Alice dropped his arm with a merry laugh. "And you talk about being in love with me! Can't you see now how wise I was to refuse you?"
"Well," said Hardwick reluctantly, for he felt that she was perfectly right in her diagnosis; "there may be something in what you say."
"There is everything in what I say," she insisted; "however, I shall give you another chance. Catch me before I reach Tremore and I shall be your wife."
Before Hardwick could accept or refuse, she sprang up the narrow winding path as lightly as Atalanta. More out of pique than absolute desire the artist followed. Although he now began to see that he had taken a false Eros for the true one, he resolutely sped after the flying figure, if only to have the pleasure of refusing the prize when he won it. But he might as well have attempted to catch an air-bubble. Alice was swifter than he was, and ran in a flying way which reminded him of a darting swallow. Down the declivity she dropped, following the twists of the pathway amongst the purple heather, and sprang across the brawling stream at the bottom of the valley before he was half-way down. Then up she mounted, with an arch backward glance, to scale the hill whereon Tremore gloomed amidst its muffling trees. At the gate set in the mouldering brick wall he nearly caught her, for pride winged his feet. But she eluded his grasp with a laugh and disappeared amongst the foliage of the miniature forest. When next she came in sight, he beheld her standing at the sombre porch of the squat mansion binding up her tresses of black hair, which had become loose with her exertions.

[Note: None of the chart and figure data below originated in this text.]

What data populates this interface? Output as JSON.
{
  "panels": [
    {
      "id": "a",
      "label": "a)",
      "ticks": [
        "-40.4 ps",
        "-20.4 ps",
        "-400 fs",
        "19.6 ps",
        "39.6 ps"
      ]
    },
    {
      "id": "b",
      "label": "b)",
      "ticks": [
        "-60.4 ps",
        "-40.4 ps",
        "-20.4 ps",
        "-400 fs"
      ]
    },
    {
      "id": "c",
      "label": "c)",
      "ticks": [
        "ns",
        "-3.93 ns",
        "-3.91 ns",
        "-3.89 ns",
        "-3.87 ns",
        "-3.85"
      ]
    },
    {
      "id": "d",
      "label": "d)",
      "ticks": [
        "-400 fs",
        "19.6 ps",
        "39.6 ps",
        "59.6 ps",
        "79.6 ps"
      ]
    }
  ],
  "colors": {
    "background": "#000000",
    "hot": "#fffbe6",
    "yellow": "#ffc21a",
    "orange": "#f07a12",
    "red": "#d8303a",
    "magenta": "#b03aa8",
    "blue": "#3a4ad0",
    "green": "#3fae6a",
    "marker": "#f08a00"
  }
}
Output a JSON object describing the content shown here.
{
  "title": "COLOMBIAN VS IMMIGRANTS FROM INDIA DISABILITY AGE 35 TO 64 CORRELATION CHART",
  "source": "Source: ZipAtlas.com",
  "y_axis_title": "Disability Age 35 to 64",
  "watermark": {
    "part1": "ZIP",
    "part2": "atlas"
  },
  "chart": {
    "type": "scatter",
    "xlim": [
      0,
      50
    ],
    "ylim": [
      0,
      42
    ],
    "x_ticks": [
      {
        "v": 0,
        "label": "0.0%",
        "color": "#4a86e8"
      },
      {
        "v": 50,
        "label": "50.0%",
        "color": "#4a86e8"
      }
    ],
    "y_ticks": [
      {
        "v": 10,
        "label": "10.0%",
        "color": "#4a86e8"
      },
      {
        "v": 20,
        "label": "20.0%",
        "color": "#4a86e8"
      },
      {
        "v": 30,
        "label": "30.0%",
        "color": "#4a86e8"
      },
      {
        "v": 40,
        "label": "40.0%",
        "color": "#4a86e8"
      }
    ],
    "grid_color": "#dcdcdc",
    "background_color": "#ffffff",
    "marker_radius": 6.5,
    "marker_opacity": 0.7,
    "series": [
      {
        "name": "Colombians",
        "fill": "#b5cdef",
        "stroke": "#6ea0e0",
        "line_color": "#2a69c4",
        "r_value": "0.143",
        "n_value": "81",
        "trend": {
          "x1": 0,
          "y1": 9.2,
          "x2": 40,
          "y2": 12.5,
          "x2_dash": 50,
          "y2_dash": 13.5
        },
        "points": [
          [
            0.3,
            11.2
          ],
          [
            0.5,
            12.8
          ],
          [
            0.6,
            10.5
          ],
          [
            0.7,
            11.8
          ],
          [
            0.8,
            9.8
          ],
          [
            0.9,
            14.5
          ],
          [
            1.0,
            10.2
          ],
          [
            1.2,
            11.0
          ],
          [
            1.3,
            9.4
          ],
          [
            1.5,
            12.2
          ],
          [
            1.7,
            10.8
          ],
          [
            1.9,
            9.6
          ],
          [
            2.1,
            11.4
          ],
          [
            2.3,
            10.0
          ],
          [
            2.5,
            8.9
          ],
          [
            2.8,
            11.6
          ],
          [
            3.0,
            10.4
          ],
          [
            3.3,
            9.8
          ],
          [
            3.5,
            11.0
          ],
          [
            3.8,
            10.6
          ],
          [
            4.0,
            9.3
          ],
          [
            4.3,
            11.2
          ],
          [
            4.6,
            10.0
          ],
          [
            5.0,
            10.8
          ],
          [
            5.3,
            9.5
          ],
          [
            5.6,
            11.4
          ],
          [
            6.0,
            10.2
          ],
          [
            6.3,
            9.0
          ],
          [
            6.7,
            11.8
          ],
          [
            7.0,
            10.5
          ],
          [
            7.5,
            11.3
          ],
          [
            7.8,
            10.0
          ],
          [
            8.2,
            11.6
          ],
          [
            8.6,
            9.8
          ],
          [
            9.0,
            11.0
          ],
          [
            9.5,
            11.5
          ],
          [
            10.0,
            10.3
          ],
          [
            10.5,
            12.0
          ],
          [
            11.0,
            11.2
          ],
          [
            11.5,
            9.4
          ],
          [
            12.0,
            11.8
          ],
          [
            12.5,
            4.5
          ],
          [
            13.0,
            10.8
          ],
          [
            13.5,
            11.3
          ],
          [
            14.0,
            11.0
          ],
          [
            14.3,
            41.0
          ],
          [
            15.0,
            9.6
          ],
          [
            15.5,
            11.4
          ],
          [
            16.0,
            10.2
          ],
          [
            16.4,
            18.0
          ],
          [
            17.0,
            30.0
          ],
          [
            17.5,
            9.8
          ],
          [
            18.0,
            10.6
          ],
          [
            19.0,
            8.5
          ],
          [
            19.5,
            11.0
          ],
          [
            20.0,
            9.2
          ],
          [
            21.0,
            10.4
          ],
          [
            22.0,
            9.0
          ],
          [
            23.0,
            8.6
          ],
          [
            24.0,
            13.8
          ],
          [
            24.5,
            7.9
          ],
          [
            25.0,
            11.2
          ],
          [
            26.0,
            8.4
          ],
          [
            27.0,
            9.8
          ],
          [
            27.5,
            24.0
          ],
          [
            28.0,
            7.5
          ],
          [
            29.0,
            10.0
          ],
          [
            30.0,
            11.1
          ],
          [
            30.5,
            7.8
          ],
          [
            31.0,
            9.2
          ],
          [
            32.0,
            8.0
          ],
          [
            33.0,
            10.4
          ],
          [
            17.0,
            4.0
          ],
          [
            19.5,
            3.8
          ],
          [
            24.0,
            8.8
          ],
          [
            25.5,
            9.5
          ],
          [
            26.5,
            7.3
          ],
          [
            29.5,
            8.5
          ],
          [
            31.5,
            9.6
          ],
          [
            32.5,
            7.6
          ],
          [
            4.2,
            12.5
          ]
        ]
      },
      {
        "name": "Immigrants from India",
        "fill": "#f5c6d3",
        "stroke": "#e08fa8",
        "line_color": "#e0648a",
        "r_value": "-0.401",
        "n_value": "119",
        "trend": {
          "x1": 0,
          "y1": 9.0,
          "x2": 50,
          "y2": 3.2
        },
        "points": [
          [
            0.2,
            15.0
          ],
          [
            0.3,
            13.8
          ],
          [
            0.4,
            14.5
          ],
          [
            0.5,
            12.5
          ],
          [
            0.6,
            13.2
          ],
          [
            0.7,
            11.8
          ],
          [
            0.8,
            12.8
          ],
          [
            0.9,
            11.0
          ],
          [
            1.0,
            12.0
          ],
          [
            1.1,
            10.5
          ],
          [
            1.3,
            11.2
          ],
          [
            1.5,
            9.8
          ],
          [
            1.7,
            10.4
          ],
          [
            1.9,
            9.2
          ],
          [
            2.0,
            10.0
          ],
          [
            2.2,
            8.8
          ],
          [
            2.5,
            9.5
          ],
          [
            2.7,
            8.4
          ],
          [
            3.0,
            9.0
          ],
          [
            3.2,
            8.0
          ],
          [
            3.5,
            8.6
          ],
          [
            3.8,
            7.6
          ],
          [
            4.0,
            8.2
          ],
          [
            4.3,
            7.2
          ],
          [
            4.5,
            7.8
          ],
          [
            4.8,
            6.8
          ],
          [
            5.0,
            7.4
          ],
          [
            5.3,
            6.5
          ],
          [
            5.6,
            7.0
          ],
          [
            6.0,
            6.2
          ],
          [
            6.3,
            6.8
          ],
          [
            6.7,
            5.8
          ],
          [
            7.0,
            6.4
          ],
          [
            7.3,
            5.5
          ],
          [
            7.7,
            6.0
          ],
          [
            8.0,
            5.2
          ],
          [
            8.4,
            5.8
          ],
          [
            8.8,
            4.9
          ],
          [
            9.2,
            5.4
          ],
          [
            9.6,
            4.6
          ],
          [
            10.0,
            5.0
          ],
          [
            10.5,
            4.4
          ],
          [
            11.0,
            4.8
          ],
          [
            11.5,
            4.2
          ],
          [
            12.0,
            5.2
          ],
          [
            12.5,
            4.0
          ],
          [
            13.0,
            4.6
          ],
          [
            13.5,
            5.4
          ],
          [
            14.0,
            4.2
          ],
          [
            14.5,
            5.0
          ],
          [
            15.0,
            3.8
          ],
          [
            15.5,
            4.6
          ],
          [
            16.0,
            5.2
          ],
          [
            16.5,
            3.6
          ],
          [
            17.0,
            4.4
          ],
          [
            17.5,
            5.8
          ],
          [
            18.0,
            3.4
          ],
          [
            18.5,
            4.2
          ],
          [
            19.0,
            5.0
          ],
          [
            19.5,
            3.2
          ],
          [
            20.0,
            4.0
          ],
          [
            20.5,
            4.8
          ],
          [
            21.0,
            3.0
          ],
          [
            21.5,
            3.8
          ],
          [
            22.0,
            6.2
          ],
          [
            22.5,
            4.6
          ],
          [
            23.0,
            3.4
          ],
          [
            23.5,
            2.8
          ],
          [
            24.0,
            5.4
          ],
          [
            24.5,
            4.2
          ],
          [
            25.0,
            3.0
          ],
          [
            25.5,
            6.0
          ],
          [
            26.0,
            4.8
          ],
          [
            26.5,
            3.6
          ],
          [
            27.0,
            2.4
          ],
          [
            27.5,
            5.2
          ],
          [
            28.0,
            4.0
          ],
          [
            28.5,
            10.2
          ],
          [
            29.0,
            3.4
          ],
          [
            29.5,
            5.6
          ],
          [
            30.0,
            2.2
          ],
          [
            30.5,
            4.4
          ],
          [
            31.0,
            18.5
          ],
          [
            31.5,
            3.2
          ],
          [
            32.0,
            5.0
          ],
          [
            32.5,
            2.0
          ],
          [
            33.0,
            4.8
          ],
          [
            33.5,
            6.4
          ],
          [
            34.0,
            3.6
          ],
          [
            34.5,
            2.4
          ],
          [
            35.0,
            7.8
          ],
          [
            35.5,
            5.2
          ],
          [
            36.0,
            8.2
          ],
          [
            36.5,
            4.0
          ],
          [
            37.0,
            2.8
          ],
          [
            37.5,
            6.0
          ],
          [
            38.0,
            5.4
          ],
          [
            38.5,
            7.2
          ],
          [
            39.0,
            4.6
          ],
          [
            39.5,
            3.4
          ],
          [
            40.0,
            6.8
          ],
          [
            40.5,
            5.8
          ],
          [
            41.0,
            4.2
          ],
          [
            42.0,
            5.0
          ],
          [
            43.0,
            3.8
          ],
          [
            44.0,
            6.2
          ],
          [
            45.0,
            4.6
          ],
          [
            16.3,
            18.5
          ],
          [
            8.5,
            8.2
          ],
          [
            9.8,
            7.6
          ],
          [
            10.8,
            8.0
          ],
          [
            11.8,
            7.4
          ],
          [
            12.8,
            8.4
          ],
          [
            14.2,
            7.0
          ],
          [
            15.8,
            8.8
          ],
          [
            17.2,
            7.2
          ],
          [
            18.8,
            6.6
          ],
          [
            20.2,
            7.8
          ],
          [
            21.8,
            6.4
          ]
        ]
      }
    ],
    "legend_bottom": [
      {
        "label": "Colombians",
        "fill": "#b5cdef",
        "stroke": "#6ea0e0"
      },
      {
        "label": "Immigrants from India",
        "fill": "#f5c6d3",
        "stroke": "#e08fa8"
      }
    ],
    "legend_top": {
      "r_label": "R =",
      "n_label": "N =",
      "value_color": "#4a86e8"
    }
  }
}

"You don't love me," panted Alice, who had scarcely got her breath, "if you did I should have been in your arms by this time."
"Pouf!" puffed Hardwick, wiping his wet brow. "Pouf! pouf! pouf!"
"Is that all you have to say?"
"It is all I am able to say. Pouf! Pouf! Well, my dear girl, Saul went to look for his asses and found a kingdom. I went to look for a kingdom of love and find an ass – in myself."
"Oh no! no!" protested Alice, rather distressed.